Source: Council on Foreign Relations
A Cyber Norms Hypothetical: What If the USS John S. McCain Was Hacked?
There has been some wild speculation that a foreign nation might have hacked the navigation systems on the USS John S. McCain. Assuming it is plausible, what would be the implications for international law?
by David P. Fidler • August 23, 2017
The U.S. Navy guided-missile destroyer USS John S. McCain is seen after a collision. Ahmad Masood/Reuters
The collision between the USS John S. McCain and an oil tanker in the Straits of Malacca has led some to speculate—without any evidence—that the tragedy could have been caused by a foreign nation that hacked the destroyer’s navigation system. Some of the speculation connected the McCain collision with the incident earlier this summer when a container ship struck the USS Fitzgerald off the Japanese coast in June. The Fitzgerald investigation has turned up no indications of cyber foul play and identified other factors behind the collision, such as poor seamanship.
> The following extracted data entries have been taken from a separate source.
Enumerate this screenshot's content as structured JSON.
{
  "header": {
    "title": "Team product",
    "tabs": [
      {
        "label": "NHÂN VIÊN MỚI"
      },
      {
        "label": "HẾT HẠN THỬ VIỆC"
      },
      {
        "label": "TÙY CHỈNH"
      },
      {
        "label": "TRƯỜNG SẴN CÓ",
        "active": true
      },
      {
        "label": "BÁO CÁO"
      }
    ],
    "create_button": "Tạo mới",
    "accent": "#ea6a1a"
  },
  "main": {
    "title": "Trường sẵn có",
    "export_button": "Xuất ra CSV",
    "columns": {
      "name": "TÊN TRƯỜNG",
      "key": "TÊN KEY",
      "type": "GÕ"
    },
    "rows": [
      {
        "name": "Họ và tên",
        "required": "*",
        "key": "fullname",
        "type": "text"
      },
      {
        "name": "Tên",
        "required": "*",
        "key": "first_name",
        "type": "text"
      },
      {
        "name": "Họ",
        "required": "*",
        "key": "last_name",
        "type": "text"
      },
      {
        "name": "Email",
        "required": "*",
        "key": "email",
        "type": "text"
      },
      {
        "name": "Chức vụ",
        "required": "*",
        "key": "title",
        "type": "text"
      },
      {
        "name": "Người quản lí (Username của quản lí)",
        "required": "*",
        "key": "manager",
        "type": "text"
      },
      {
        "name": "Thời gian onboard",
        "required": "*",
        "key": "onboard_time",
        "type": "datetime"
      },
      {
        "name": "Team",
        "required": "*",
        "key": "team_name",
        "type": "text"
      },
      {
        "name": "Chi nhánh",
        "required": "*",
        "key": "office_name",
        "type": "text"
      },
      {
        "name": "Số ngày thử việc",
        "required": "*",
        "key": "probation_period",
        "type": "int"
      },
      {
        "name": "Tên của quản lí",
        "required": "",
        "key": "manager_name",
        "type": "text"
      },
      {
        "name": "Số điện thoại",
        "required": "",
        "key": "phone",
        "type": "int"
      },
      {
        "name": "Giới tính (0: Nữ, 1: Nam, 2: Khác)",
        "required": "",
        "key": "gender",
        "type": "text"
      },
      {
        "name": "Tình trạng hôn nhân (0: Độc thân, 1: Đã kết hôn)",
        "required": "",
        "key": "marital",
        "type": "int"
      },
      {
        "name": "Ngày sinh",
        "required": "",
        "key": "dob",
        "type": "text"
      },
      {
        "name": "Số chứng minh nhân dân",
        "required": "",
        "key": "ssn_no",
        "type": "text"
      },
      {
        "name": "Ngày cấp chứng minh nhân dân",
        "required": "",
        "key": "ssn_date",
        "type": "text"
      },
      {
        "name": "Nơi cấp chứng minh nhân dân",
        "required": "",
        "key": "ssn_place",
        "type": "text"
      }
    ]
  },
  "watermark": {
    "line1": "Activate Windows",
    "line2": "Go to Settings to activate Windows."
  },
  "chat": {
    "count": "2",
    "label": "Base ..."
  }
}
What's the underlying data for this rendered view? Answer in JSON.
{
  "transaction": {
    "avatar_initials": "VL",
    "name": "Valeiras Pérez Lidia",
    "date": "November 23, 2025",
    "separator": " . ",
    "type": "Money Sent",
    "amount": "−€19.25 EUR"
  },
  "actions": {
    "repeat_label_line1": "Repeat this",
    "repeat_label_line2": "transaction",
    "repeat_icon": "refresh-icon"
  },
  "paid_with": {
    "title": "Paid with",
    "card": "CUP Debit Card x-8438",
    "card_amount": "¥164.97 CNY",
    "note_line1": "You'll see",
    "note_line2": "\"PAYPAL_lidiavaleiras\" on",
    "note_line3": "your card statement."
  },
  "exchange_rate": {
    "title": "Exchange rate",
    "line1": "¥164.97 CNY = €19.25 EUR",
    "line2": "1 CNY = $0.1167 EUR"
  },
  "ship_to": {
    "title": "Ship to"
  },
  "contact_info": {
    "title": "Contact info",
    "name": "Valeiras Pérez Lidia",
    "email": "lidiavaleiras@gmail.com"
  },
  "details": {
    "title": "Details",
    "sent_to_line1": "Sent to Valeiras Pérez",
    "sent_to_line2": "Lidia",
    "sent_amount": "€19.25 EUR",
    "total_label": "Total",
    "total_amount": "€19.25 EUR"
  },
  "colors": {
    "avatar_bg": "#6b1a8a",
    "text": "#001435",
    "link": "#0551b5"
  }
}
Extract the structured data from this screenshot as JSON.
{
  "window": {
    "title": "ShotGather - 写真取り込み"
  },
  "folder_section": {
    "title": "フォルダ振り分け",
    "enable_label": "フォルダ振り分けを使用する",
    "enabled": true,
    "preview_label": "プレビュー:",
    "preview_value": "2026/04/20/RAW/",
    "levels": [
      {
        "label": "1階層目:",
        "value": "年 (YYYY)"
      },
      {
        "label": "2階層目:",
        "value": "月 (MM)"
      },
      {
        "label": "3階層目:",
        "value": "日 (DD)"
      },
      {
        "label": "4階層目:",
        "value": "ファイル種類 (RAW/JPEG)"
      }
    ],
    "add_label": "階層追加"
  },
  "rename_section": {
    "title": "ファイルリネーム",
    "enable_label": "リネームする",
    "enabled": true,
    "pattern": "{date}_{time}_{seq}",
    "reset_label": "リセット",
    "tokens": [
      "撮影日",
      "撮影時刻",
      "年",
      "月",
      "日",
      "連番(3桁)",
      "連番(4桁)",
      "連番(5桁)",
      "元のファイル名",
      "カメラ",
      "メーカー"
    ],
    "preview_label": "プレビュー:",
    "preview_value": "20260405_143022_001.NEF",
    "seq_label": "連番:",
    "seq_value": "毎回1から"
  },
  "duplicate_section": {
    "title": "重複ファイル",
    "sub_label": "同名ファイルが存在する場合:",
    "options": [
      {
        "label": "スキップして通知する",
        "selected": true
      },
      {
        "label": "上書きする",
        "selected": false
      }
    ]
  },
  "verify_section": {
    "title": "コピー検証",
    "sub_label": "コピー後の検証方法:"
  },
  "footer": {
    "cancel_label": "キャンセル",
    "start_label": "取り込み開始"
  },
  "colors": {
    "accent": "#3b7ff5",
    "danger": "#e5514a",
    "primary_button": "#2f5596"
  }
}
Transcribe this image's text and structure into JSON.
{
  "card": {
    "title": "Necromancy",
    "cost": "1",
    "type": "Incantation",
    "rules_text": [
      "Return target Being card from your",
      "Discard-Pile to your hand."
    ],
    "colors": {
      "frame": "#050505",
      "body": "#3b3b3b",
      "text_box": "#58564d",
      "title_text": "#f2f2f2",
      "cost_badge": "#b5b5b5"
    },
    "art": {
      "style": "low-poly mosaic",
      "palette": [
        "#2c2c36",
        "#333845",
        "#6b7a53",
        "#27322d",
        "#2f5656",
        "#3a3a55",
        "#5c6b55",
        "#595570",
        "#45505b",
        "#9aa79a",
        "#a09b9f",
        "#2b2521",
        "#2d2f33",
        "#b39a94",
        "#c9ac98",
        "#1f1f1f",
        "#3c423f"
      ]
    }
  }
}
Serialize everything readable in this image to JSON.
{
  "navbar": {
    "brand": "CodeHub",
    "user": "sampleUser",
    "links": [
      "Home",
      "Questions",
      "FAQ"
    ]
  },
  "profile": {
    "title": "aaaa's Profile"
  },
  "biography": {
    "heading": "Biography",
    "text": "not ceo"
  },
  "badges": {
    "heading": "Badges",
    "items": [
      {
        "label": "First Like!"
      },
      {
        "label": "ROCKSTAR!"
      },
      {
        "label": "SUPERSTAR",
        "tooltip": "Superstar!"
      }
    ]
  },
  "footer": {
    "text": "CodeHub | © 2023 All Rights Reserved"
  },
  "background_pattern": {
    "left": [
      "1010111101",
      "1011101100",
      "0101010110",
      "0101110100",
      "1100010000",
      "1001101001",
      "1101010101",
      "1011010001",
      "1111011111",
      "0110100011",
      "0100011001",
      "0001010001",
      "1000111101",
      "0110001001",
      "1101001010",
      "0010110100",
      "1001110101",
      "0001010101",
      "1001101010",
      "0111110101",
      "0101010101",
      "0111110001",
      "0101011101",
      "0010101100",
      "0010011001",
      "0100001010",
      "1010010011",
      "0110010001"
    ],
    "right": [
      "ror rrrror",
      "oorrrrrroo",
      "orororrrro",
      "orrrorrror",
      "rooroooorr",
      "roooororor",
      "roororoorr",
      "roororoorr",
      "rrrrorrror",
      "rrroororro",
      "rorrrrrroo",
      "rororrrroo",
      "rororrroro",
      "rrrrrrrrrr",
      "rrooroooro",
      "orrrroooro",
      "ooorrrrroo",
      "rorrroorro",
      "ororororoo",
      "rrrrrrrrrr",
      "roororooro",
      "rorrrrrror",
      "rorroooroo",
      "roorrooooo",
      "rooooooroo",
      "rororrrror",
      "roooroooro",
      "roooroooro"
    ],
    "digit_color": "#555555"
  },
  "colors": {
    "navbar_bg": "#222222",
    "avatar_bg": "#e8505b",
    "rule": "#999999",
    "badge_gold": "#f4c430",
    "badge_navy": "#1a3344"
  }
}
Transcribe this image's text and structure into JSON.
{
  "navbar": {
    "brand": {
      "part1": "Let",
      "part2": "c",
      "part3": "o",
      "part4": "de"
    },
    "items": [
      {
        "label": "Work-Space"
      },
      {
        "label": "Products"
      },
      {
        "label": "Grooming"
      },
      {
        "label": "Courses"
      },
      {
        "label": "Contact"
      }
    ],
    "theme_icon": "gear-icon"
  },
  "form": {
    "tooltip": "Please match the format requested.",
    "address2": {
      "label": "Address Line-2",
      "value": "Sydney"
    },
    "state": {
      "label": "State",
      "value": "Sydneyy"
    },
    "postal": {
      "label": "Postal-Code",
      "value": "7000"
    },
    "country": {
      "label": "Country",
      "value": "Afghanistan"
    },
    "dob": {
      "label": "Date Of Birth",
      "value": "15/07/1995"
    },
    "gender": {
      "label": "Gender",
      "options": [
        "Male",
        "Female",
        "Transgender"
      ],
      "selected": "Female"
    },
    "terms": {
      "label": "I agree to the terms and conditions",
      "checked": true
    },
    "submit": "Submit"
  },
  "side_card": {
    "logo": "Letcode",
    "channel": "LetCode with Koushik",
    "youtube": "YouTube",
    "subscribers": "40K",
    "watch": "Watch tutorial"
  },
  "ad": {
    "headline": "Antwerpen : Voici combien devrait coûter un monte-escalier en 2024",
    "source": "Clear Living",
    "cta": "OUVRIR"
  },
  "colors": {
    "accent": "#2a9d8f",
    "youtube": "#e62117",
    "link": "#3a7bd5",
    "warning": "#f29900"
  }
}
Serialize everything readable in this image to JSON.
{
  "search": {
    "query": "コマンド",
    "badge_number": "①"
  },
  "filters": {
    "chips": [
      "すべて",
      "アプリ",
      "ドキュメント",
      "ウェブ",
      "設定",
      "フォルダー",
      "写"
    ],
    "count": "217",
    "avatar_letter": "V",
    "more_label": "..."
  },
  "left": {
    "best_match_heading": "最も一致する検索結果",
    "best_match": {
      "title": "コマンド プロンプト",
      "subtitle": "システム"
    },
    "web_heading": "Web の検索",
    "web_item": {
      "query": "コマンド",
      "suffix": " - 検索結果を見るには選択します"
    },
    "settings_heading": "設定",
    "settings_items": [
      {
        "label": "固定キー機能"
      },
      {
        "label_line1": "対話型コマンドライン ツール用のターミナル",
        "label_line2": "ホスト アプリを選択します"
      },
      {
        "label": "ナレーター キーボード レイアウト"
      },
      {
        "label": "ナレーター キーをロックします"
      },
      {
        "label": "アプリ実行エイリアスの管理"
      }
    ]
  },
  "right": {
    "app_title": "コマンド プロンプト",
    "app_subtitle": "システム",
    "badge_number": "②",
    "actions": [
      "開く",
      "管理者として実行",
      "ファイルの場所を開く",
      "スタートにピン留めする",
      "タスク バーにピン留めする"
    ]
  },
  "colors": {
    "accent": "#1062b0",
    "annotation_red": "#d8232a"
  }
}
The evaluation of the McCain incident will probably produce similar conclusions. However, the incidents provide an interesting hypothetical: how would international law treat the collisions if they were the result of state-sponsored cyber operations? And what would it mean for the cyber norms debate?
The Fitzgerald and McCain accidents resulted in significant damage to naval vessels and deaths and injuries to sailors. If done by a foreign nation, then hacking the navigation systems would be an illegal use of force under international law. As the Tallinn Manual 2.0 states, “consequences involving physical harm to individuals or property will in and of themselves qualify a cyber operation as a use of force.” Compromising navigational systems through cyber means clearly creates serious risks to ships and crew associated with collisions at sea, especially for ships, such as the McCain, sailing in heavily trafficked waters. Creating these risks satisfies the need for cause and effect to be closely related in acts considered uses of force under international law.
In this scenario, the targets were naval vessels not merchant ships, which means the hacking threatened and damaged core national security interests and military assets of the United States. In the peacetime circumstances of these incidents, no nation could argue that such a use of force had a plausible justification under international law. And every country knows the United States reserves the right to use force in self-defense if it is the victim of an illegal use of force.